I stared at him, aghast, my ever-present sense of humor struggling to the surface. “Not—not on that day when you came into the room where I sat in the chair by the window, with a flowered quilt humped about my shoulders! And a fever-sore twisting my mouth! And my complexion the color of cheese, and my hair plastered back from my forehead, and my eyes like boiled onions!”
“Thank God for your gift of laughter,” Von Gerhard said, and took my hand in his for one brief moment before he turned and walked away.
Quite prosaically I opened the big front door at Knapfs’ to find Herr Knapf standing in the hallway with his:
“Nabben’, Frau Orme.”
And there was the sane and soothing scent of Wienerschnitzel and spluttering things in the air. And I ran upstairs to my room and turned on all the lights and looked at the starry-eyed creature in the mirror. Then I took the biggest, newest photograph of Norah from the mantel and looked at her for a long, long minute, while she looked back at me in her brave true way.

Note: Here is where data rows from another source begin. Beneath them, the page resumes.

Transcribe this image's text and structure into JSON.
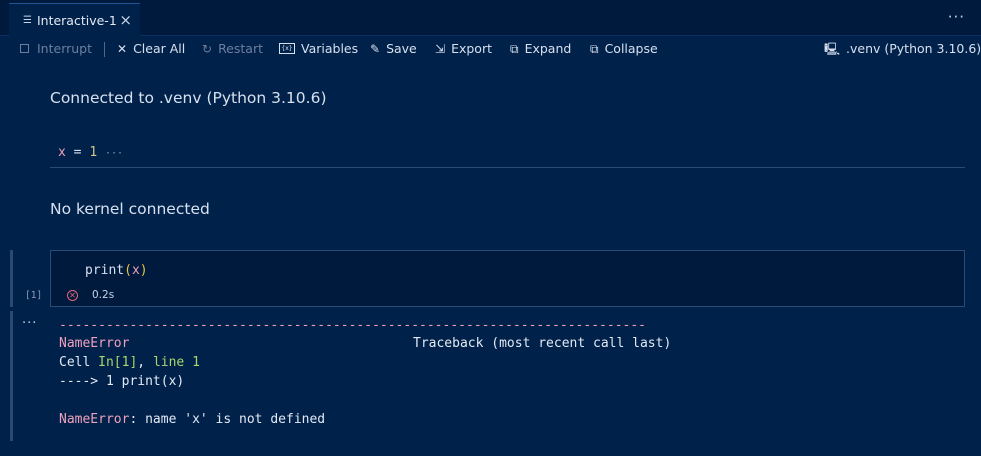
{
  "tab": {
    "title": "Interactive-1"
  },
  "toolbar": {
    "interrupt": "Interrupt",
    "clear_all": "Clear All",
    "restart": "Restart",
    "variables": "Variables",
    "save": "Save",
    "export": "Export",
    "expand": "Expand",
    "collapse": "Collapse",
    "kernel": ".venv (Python 3.10.6)"
  },
  "messages": {
    "connected": "Connected to .venv (Python 3.10.6)",
    "no_kernel": "No kernel connected"
  },
  "cell1": {
    "var": "x",
    "op": " = ",
    "value": "1",
    "ellipsis": "···"
  },
  "cell2": {
    "func": "print",
    "open": "(",
    "arg": "x",
    "close": ")",
    "exec_count": "[1]",
    "duration": "0.2s"
  },
  "output": {
    "dashes": "---------------------------------------------------------------------------",
    "error_name": "NameError",
    "traceback_header": "Traceback (most recent call last)",
    "cell_prefix": "Cell ",
    "cell_ref": "In[1]",
    "cell_sep": ", ",
    "cell_line": "line 1",
    "arrow_line": "----> 1 print(x)",
    "error_message": ": name 'x' is not defined"
  },
  "colors": {
    "background": "#00214a",
    "error_red": "#f0a0bd",
    "green": "#a9d56b"
  }
}
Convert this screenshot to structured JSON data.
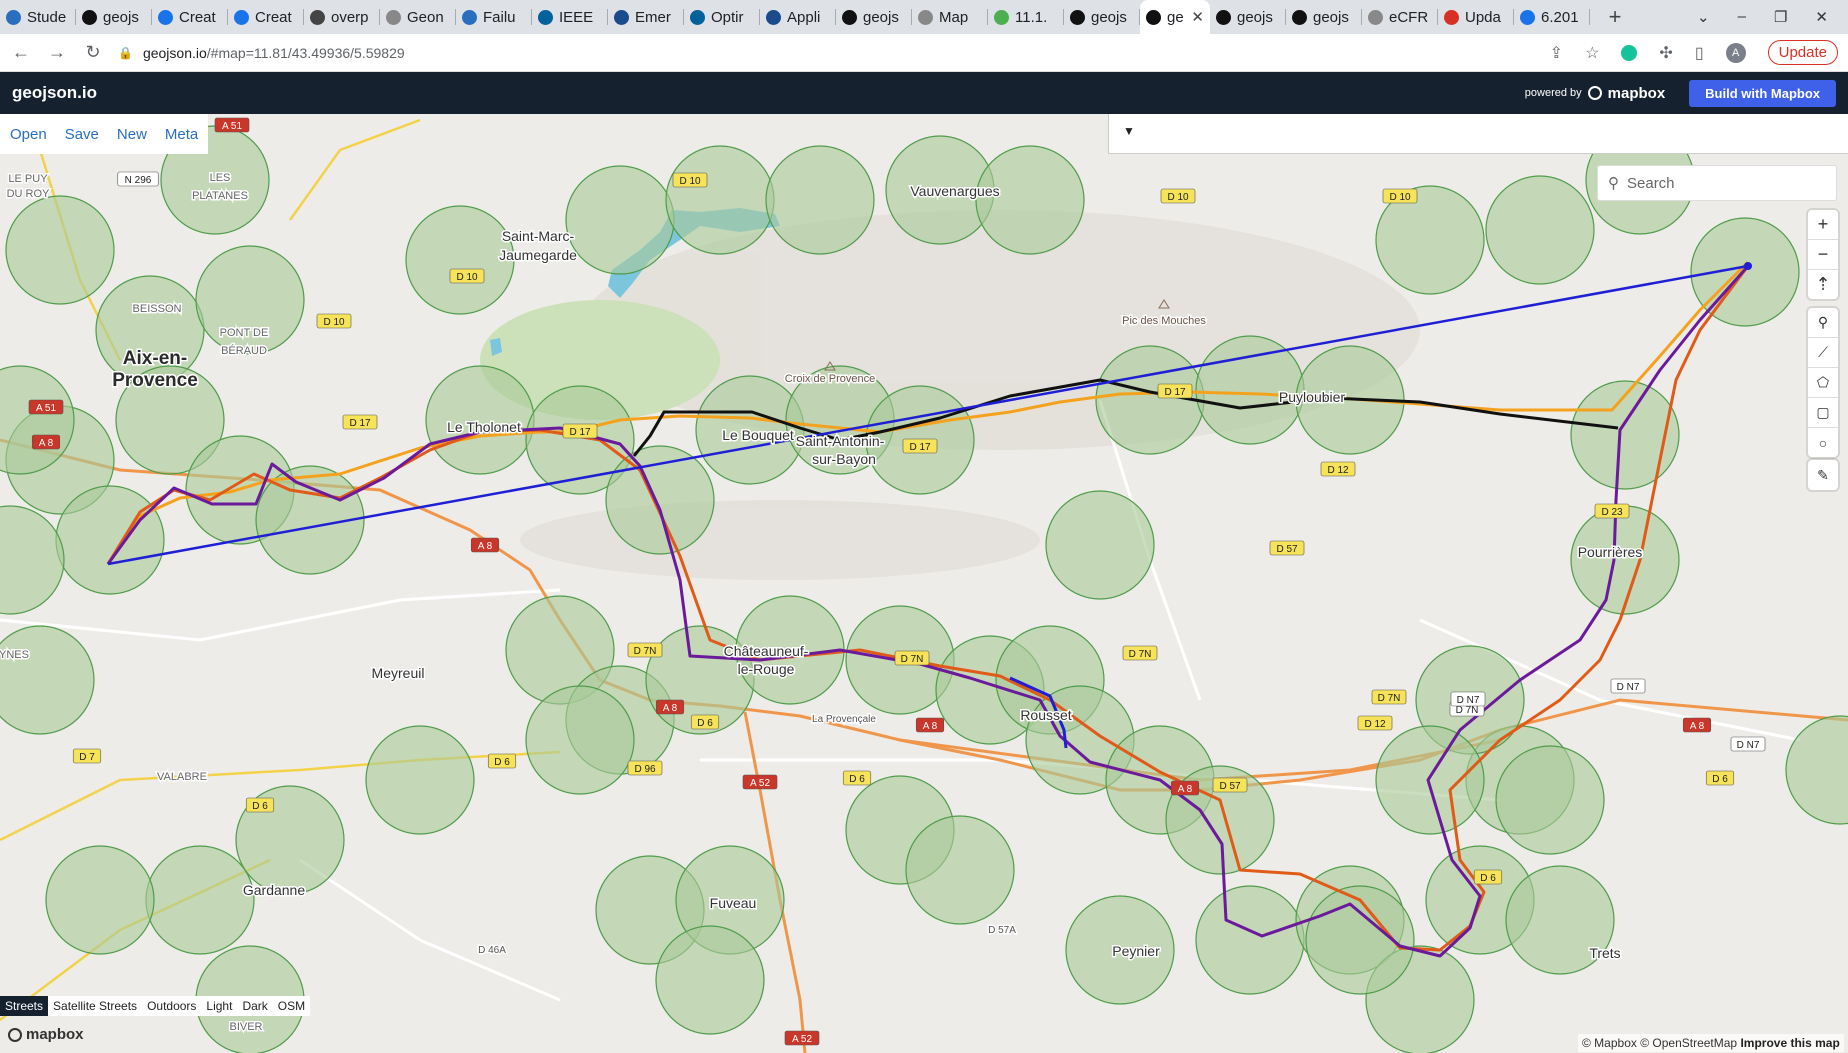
{
  "tabs": [
    {
      "label": "Stude",
      "icon": "app-icon",
      "color": "#2a6ec0"
    },
    {
      "label": "geojs",
      "icon": "geojson-icon",
      "color": "#111"
    },
    {
      "label": "Creat",
      "icon": "docs-icon",
      "color": "#1a73e8"
    },
    {
      "label": "Creat",
      "icon": "docs-icon",
      "color": "#1a73e8"
    },
    {
      "label": "overp",
      "icon": "overpass-icon",
      "color": "#444"
    },
    {
      "label": "Geon",
      "icon": "globe-icon",
      "color": "#888"
    },
    {
      "label": "Failu",
      "icon": "mail-icon",
      "color": "#2a6ec0"
    },
    {
      "label": "IEEE",
      "icon": "ieee-icon",
      "color": "#00629b"
    },
    {
      "label": "Emer",
      "icon": "emergency-icon",
      "color": "#1a4b8c"
    },
    {
      "label": "Optir",
      "icon": "ieee-icon",
      "color": "#00629b"
    },
    {
      "label": "Appli",
      "icon": "emergency-icon",
      "color": "#1a4b8c"
    },
    {
      "label": "geojs",
      "icon": "geojson-icon",
      "color": "#111"
    },
    {
      "label": "Map",
      "icon": "globe-icon",
      "color": "#888"
    },
    {
      "label": "11.1.",
      "icon": "qgis-icon",
      "color": "#4caf50"
    },
    {
      "label": "geojs",
      "icon": "geojson-icon",
      "color": "#111"
    },
    {
      "label": "ge",
      "icon": "geojson-icon",
      "color": "#111",
      "active": true
    },
    {
      "label": "geojs",
      "icon": "geojson-icon",
      "color": "#111"
    },
    {
      "label": "geojs",
      "icon": "geojson-icon",
      "color": "#111"
    },
    {
      "label": "eCFR",
      "icon": "globe-icon",
      "color": "#888"
    },
    {
      "label": "Upda",
      "icon": "gmail-icon",
      "color": "#d93025"
    },
    {
      "label": "6.201",
      "icon": "doc-icon",
      "color": "#1a73e8"
    }
  ],
  "browser": {
    "url_host": "geojson.io",
    "url_path": "/#map=11.81/43.49936/5.59829",
    "update_label": "Update",
    "avatar_letter": "A"
  },
  "app": {
    "brand": "geojson.io",
    "powered_by": "powered by",
    "mapbox": "mapbox",
    "build_button": "Build with Mapbox"
  },
  "menu": {
    "open": "Open",
    "save": "Save",
    "new": "New",
    "meta": "Meta"
  },
  "search": {
    "placeholder": "Search"
  },
  "layers": [
    "Streets",
    "Satellite Streets",
    "Outdoors",
    "Light",
    "Dark",
    "OSM"
  ],
  "selected_layer": "Streets",
  "attribution": {
    "mapbox": "© Mapbox",
    "osm": "© OpenStreetMap",
    "improve": "Improve this map"
  },
  "map_labels": [
    {
      "text": "Aix-en-",
      "cls": "city"
    },
    {
      "text": "Provence",
      "cls": "city"
    },
    {
      "text": "Saint-Marc-",
      "cls": "town"
    },
    {
      "text": "Jaumegarde",
      "cls": "town"
    },
    {
      "text": "Vauvenargues",
      "cls": "town"
    },
    {
      "text": "Le Tholonet",
      "cls": "town"
    },
    {
      "text": "Le Bouquet",
      "cls": "town"
    },
    {
      "text": "Saint-Antonin-",
      "cls": "town"
    },
    {
      "text": "sur-Bayon",
      "cls": "town"
    },
    {
      "text": "Puyloubier",
      "cls": "town"
    },
    {
      "text": "Pic des Mouches",
      "cls": "poi"
    },
    {
      "text": "Croix de Provence",
      "cls": "poi"
    },
    {
      "text": "Meyreuil",
      "cls": "town"
    },
    {
      "text": "Châteauneuf-",
      "cls": "town"
    },
    {
      "text": "le-Rouge",
      "cls": "town"
    },
    {
      "text": "Rousset",
      "cls": "town"
    },
    {
      "text": "Pourrières",
      "cls": "town"
    },
    {
      "text": "Gardanne",
      "cls": "town"
    },
    {
      "text": "Fuveau",
      "cls": "town"
    },
    {
      "text": "Peynier",
      "cls": "town"
    },
    {
      "text": "Trets",
      "cls": "town"
    },
    {
      "text": "BEISSON",
      "cls": "area"
    },
    {
      "text": "LES",
      "cls": "area"
    },
    {
      "text": "PLATANES",
      "cls": "area"
    },
    {
      "text": "PONT DE",
      "cls": "area"
    },
    {
      "text": "BÉRAUD",
      "cls": "area"
    },
    {
      "text": "LE PUY",
      "cls": "area"
    },
    {
      "text": "DU ROY",
      "cls": "area"
    },
    {
      "text": "VALABRE",
      "cls": "area"
    },
    {
      "text": "BIVER",
      "cls": "area"
    },
    {
      "text": "YNES",
      "cls": "area"
    },
    {
      "text": "La Provençale",
      "cls": "road"
    },
    {
      "text": "D 46A",
      "cls": "road"
    },
    {
      "text": "D 57A",
      "cls": "road"
    }
  ],
  "road_shields": [
    {
      "text": "A 51",
      "kind": "motorway"
    },
    {
      "text": "A 51",
      "kind": "motorway"
    },
    {
      "text": "A 8",
      "kind": "motorway"
    },
    {
      "text": "A 8",
      "kind": "motorway"
    },
    {
      "text": "A 8",
      "kind": "motorway"
    },
    {
      "text": "A 8",
      "kind": "motorway"
    },
    {
      "text": "A 8",
      "kind": "motorway"
    },
    {
      "text": "A 8",
      "kind": "motorway"
    },
    {
      "text": "A 52",
      "kind": "motorway"
    },
    {
      "text": "A 52",
      "kind": "motorway"
    },
    {
      "text": "D 10",
      "kind": "dept"
    },
    {
      "text": "D 10",
      "kind": "dept"
    },
    {
      "text": "D 10",
      "kind": "dept"
    },
    {
      "text": "D 10",
      "kind": "dept"
    },
    {
      "text": "D 10",
      "kind": "dept"
    },
    {
      "text": "D 17",
      "kind": "dept"
    },
    {
      "text": "D 17",
      "kind": "dept"
    },
    {
      "text": "D 17",
      "kind": "dept"
    },
    {
      "text": "D 17",
      "kind": "dept"
    },
    {
      "text": "D 12",
      "kind": "dept"
    },
    {
      "text": "D 12",
      "kind": "dept"
    },
    {
      "text": "D 57",
      "kind": "dept"
    },
    {
      "text": "D 57",
      "kind": "dept"
    },
    {
      "text": "D 7N",
      "kind": "dept"
    },
    {
      "text": "D 7N",
      "kind": "dept"
    },
    {
      "text": "D 7N",
      "kind": "dept"
    },
    {
      "text": "D 7N",
      "kind": "dept"
    },
    {
      "text": "D 7N",
      "kind": "white"
    },
    {
      "text": "D N7",
      "kind": "white"
    },
    {
      "text": "D N7",
      "kind": "white"
    },
    {
      "text": "D N7",
      "kind": "white"
    },
    {
      "text": "N 296",
      "kind": "white"
    },
    {
      "text": "D 6",
      "kind": "dept"
    },
    {
      "text": "D 6",
      "kind": "dept"
    },
    {
      "text": "D 6",
      "kind": "dept"
    },
    {
      "text": "D 6",
      "kind": "dept"
    },
    {
      "text": "D 6",
      "kind": "dept"
    },
    {
      "text": "D 6",
      "kind": "dept"
    },
    {
      "text": "D 7",
      "kind": "dept"
    },
    {
      "text": "D 96",
      "kind": "dept"
    },
    {
      "text": "D 23",
      "kind": "dept"
    }
  ],
  "colors": {
    "buffer_fill": "#a9c99a",
    "buffer_stroke": "#4f9c4a",
    "line_blue": "#1f1fd6",
    "line_orange": "#f4a21e",
    "line_black": "#111111",
    "line_purple": "#6a1a9a",
    "line_redorange": "#e05a18"
  }
}
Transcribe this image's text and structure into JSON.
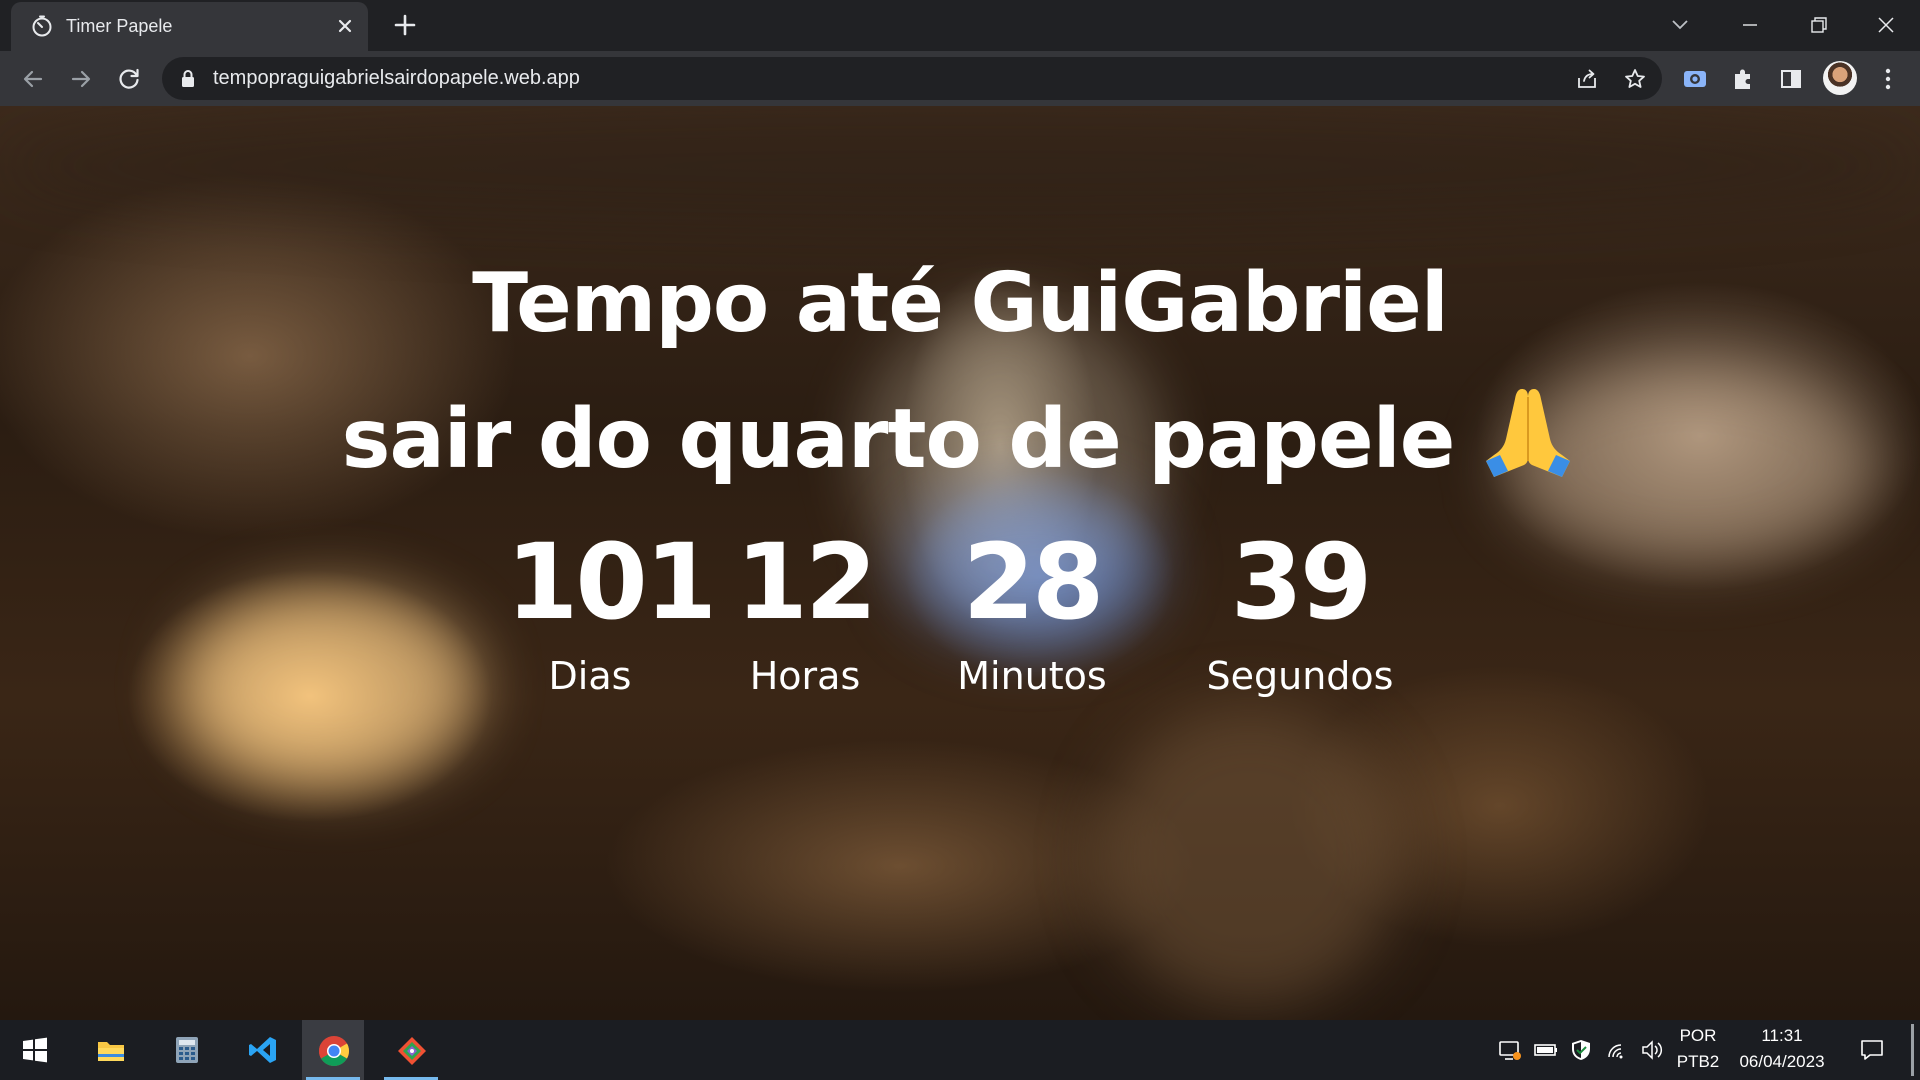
{
  "browser": {
    "tab_title": "Timer Papele",
    "url": "tempopraguigabrielsairdopapele.web.app"
  },
  "page": {
    "headline_line1": "Tempo até GuiGabriel",
    "headline_line2": "sair do quarto de papele",
    "headline_emoji": "folded-hands",
    "countdown": [
      {
        "value": "101",
        "unit": "Dias"
      },
      {
        "value": "12",
        "unit": "Horas"
      },
      {
        "value": "28",
        "unit": "Minutos"
      },
      {
        "value": "39",
        "unit": "Segundos"
      }
    ]
  },
  "taskbar": {
    "apps": [
      "start-icon",
      "file-explorer-icon",
      "calculator-icon",
      "vscode-icon",
      "chrome-icon",
      "git-icon"
    ],
    "lang_top": "POR",
    "lang_bottom": "PTB2",
    "time": "11:31",
    "date": "06/04/2023"
  },
  "colors": {
    "tab_bg": "#35363a",
    "frame_bg": "#202124",
    "taskbar_bg": "#1b1d22",
    "active_underline": "#76b9ed"
  }
}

“Thank you, dear,” I said to her. “Thank you. Would you think me stagey and silly if I were to kiss you, just once, on your beautiful trusting eyes?”
A telephone bell tinkled downstairs and Herr Knapf stationed himself at the foot of the stairs and roared my name.
When I had picked up the receiver: “This is Ernst,” said the voice at the other end of the wire. “I have just remembered that I had asked you down-town for supper.”